Há um ano na fila da agência, ela sonha e faz planos. Calcula ganhar cerca de US$ 10 mil dólares por mês, atuando na linha de produção de eletrônicos de uma indústria em Aichi, na região de Nagoya. "Parte do dinheiro eu mandaria para a construção de uma casa aqui no Brasil. Também gostaria de fazer a minha festa de casamento, casei apenas no papel em dezembro do ano passado", comenta.
E é justamente pelo fato de o marido brasileiro não poder ir para lá, neste primeiro momento, que ela pensa em voltar para o Brasil, após trabalhar e morar cerca de três anos fora.
Shozo acredita que a maioria dos yonseis pense como Thaís: querem ir para o Japão para driblar os salários baixos brasileiros, mas construir algo por aqui com a conversão da moeda, além de esquivar-se dos efeitos da crise econômica. "Depois de 3 anos, a maioria acaba voltando. O japonês quer ficar mais no Brasil do que no Japão, hoje", opina.
Por enquanto, apenas o visto turístico é liberado aos yonseis, o que acaba, muitas vezes, separando famílias inteiras.
EXIGÊNCIAS
Consultor empresarial da Nippon Tour, Edson Takao Koaro diz que, desde o ano passado, o governo japonês tem estudado a liberação do visto de trabalho, o que deve ocorrer em meio a uma série de exigências. "A quarta geração terá que saber falar japonês e o nível de escolaridade terá que ser melhor que o exigido na 3.ª geração (sansei)".
Preparação que Thaís já iniciou, com horas semanais de estudo de japonês. "Eu estou relembrando tudo. Tenho certificado da prova de proficiência e estou na expectativa. Ouvi dizer que só liberarão 4 mil yonseis por ano", pontua a jovem.
Além disso, a liberação deve ocorrer para yonseis entre 18 e 30 anos e não serão aceitos casais.

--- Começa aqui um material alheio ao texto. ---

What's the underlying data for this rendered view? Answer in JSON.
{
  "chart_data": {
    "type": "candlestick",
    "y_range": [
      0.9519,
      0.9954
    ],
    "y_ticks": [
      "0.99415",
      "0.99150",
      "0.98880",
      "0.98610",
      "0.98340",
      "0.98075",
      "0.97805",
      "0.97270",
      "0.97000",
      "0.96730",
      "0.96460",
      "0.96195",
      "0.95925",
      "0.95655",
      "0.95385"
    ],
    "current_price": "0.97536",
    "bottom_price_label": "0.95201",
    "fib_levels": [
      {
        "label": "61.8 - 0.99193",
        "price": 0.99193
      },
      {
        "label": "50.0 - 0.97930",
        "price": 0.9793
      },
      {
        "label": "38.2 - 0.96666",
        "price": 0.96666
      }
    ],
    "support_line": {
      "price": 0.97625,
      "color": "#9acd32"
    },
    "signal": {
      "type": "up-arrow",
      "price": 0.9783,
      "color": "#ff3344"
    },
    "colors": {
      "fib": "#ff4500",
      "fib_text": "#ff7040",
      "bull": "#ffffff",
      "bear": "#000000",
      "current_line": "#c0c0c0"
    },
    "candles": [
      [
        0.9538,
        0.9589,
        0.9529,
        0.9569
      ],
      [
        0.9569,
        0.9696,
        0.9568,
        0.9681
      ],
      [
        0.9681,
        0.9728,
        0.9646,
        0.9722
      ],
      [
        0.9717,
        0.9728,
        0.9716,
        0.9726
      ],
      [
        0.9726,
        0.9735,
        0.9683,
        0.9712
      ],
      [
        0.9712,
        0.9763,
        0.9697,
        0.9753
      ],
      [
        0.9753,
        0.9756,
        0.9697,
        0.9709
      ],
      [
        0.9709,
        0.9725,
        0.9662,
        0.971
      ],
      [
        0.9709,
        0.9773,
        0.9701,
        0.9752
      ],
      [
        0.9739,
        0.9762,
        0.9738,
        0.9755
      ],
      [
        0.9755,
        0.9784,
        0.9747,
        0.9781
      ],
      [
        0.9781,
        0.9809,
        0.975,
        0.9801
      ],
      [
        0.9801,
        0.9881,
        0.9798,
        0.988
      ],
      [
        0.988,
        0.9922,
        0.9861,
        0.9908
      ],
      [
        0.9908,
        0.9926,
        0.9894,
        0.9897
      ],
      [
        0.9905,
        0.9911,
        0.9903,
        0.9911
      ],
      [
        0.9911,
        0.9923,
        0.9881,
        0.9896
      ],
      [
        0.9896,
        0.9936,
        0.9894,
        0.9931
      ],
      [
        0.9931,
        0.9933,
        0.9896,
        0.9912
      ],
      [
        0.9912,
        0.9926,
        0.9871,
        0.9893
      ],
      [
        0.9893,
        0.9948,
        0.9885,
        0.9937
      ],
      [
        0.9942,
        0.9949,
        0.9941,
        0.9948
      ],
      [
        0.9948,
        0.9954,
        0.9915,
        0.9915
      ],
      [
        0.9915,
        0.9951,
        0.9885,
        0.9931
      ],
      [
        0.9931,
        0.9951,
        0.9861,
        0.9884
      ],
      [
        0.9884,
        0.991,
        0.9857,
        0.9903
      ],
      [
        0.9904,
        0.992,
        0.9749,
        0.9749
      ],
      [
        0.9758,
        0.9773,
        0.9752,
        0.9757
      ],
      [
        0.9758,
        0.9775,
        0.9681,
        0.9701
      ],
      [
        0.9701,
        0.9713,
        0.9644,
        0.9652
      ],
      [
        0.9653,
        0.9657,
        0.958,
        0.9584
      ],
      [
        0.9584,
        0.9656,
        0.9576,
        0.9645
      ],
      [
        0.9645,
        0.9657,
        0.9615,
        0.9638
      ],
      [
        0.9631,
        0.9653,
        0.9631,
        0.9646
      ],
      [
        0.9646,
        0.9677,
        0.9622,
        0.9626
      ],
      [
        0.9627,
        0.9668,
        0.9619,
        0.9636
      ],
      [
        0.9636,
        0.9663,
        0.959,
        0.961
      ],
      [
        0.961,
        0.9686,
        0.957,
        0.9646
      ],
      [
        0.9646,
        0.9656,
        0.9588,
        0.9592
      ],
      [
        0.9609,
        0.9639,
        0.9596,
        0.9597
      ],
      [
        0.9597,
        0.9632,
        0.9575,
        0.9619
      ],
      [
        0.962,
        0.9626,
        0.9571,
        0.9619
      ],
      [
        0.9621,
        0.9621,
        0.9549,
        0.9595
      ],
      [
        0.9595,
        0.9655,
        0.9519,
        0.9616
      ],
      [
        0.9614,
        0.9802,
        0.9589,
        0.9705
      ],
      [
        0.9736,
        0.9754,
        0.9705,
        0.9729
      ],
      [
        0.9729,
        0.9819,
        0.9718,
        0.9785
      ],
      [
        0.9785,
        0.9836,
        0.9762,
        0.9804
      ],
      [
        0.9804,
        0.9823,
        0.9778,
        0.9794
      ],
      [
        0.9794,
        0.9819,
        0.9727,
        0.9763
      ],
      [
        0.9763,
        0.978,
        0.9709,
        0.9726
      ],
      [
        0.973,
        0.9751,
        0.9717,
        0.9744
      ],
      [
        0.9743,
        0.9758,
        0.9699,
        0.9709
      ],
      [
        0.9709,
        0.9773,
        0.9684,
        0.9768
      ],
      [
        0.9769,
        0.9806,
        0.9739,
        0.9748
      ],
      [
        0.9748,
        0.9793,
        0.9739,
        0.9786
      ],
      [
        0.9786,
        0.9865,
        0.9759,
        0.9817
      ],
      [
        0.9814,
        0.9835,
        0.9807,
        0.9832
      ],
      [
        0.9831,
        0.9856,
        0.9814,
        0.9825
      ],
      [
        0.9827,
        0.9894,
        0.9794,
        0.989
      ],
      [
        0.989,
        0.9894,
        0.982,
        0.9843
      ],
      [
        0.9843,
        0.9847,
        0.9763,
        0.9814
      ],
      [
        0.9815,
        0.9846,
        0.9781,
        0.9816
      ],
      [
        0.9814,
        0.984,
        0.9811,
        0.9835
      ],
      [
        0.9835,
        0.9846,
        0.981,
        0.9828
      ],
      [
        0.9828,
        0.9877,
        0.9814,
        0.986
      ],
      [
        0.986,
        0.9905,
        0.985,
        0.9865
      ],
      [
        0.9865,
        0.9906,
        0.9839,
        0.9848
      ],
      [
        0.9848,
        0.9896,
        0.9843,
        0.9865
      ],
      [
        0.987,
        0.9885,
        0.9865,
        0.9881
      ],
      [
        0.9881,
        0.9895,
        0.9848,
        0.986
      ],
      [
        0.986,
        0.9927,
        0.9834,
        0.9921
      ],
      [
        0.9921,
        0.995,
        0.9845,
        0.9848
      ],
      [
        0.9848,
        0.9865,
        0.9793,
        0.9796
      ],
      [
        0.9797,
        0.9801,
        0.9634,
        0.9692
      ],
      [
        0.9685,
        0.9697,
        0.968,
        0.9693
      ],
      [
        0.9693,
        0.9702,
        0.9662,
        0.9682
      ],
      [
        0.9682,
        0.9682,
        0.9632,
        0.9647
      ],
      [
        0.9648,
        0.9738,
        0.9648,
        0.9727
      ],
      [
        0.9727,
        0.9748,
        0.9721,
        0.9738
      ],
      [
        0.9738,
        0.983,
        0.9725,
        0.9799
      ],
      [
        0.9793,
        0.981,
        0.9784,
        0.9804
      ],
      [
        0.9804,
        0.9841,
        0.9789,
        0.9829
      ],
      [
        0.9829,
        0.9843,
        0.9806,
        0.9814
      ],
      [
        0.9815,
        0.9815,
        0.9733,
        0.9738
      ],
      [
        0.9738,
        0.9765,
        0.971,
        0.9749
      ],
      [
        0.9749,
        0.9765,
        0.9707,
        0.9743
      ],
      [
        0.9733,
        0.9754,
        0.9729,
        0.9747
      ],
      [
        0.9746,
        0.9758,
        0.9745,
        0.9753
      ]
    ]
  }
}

Em tempo: os 1,4 mil yonseis citados nesta reportagem não se referem apenas à realidade local, pedidos de outras duas unidades da Nippon, localizadas na Capital e no Mato Grosso, foram contabilizados.
VOCÊ SABIA?
Bauru tem 1,5 mil famílias japonesas, atualmente, segundo o Clube Cultural Nipo-Brasileiro. Neste ano, a entidade comemora 110 anos da imigração.